Based on a play by Lutheran minister and Nazi victim, Kaj Munk, Ordet (a title which translates as The Word) is a remarkable film about spiritual and religious faith.

Morten Borgen is the devotedly religious patriarch of a farm run by his two sons, Mikkel, an agnostic who is married to the good-hearted Inger, and Anders, a young man in love with a girl from a neighbouring farm whose fundamentalist father refuses him for his unsuitable family. A third son, Johannes, has had a mental breakdown whilst studying to be a pastor and believes he’s Jesus Christ. When Inger becomes desperately ill in childbirth the different belief systems are brought into crisis.

Many viewers will see a communality with Bergman’s explorations into the nature of faith but Dreyer’s conclusion is radically different from anything Bergman ever arrived at. It is a testament to Dreyer’s mastery of his material and the intensity of his austere style that the extraordinary ending of the story seems entirely plausible. Ordet is a masterpiece from a director who tackled questions of the spiritual life in a unique way.

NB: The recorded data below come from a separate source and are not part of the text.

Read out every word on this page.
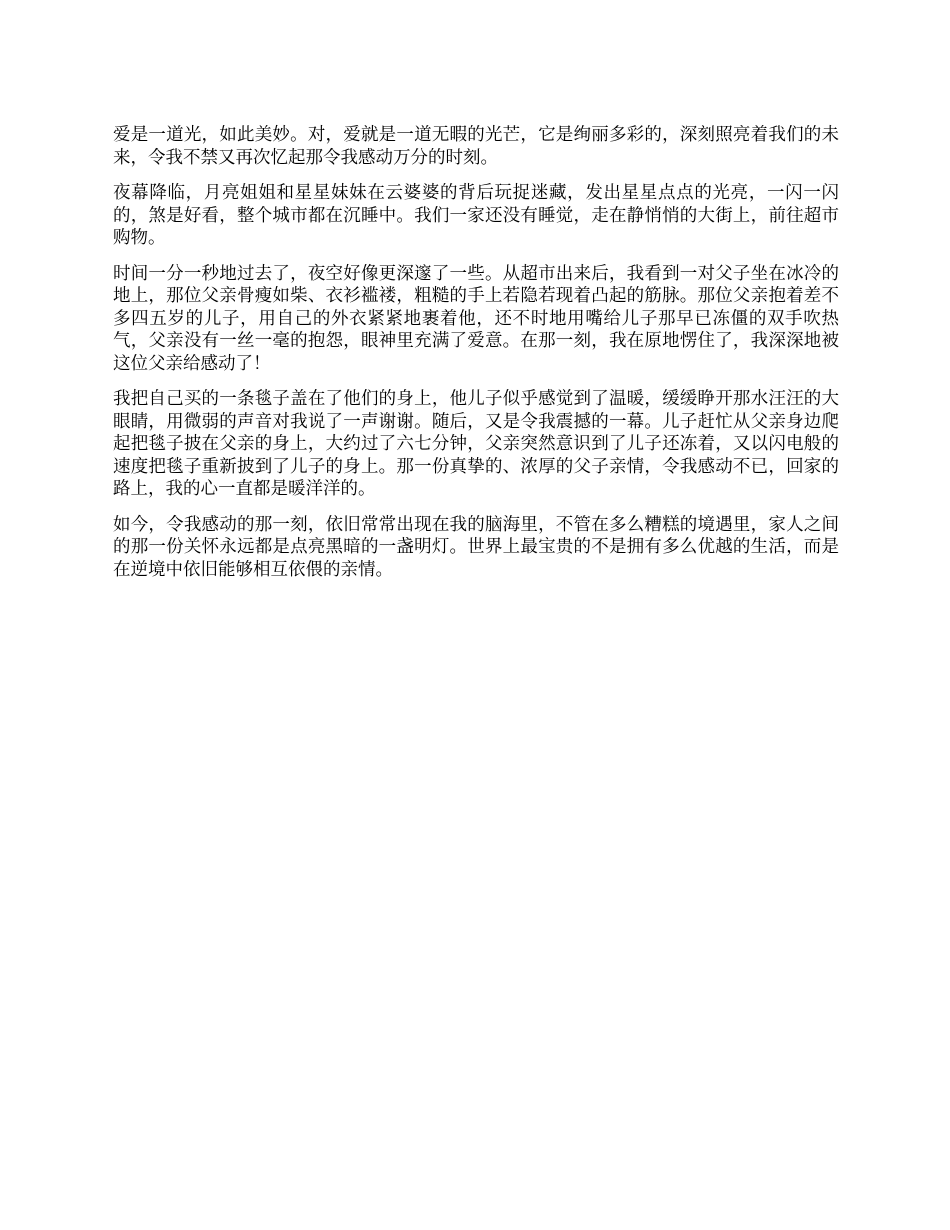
爱是一道光，如此美妙。对，爱就是一道无暇的光芒，它是绚丽多彩的，深刻照亮着我们的未来，令我不禁又再次忆起那令我感动万分的时刻。

夜幕降临，月亮姐姐和星星妹妹在云婆婆的背后玩捉迷藏，发出星星点点的光亮，一闪一闪的，煞是好看，整个城市都在沉睡中。我们一家还没有睡觉，走在静悄悄的大街上，前往超市购物。

时间一分一秒地过去了，夜空好像更深邃了一些。从超市出来后，我看到一对父子坐在冰冷的地上，那位父亲骨瘦如柴、衣衫褴褛，粗糙的手上若隐若现着凸起的筋脉。那位父亲抱着差不多四五岁的儿子，用自己的外衣紧紧地裹着他，还不时地用嘴给儿子那早已冻僵的双手吹热气，父亲没有一丝一毫的抱怨，眼神里充满了爱意。在那一刻，我在原地愣住了，我深深地被这位父亲给感动了！

我把自己买的一条毯子盖在了他们的身上，他儿子似乎感觉到了温暖，缓缓睁开那水汪汪的大眼睛，用微弱的声音对我说了一声谢谢。随后，又是令我震撼的一幕。儿子赶忙从父亲身边爬起把毯子披在父亲的身上，大约过了六七分钟，父亲突然意识到了儿子还冻着，又以闪电般的速度把毯子重新披到了儿子的身上。那一份真挚的、浓厚的父子亲情，令我感动不已，回家的路上，我的心一直都是暖洋洋的。

如今，令我感动的那一刻，依旧常常出现在我的脑海里，不管在多么糟糕的境遇里，家人之间的那一份关怀永远都是点亮黑暗的一盏明灯。世界上最宝贵的不是拥有多么优越的生活，而是在逆境中依旧能够相互依偎的亲情。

DVD Extras: Although there is some damage evidence, the transfer from a restored print is of excellent quality. Extras include 2 short films by Dreyer - Danish Village Church and Storstrom Bridge; an interview with Birgitte Federspiel who plays Inger that is taken from Torben Skedt Jensen's documentary on Dreyer, My Metier and an insert essay by film critic for The Chicago Reader, Jonathan Rosenbaum.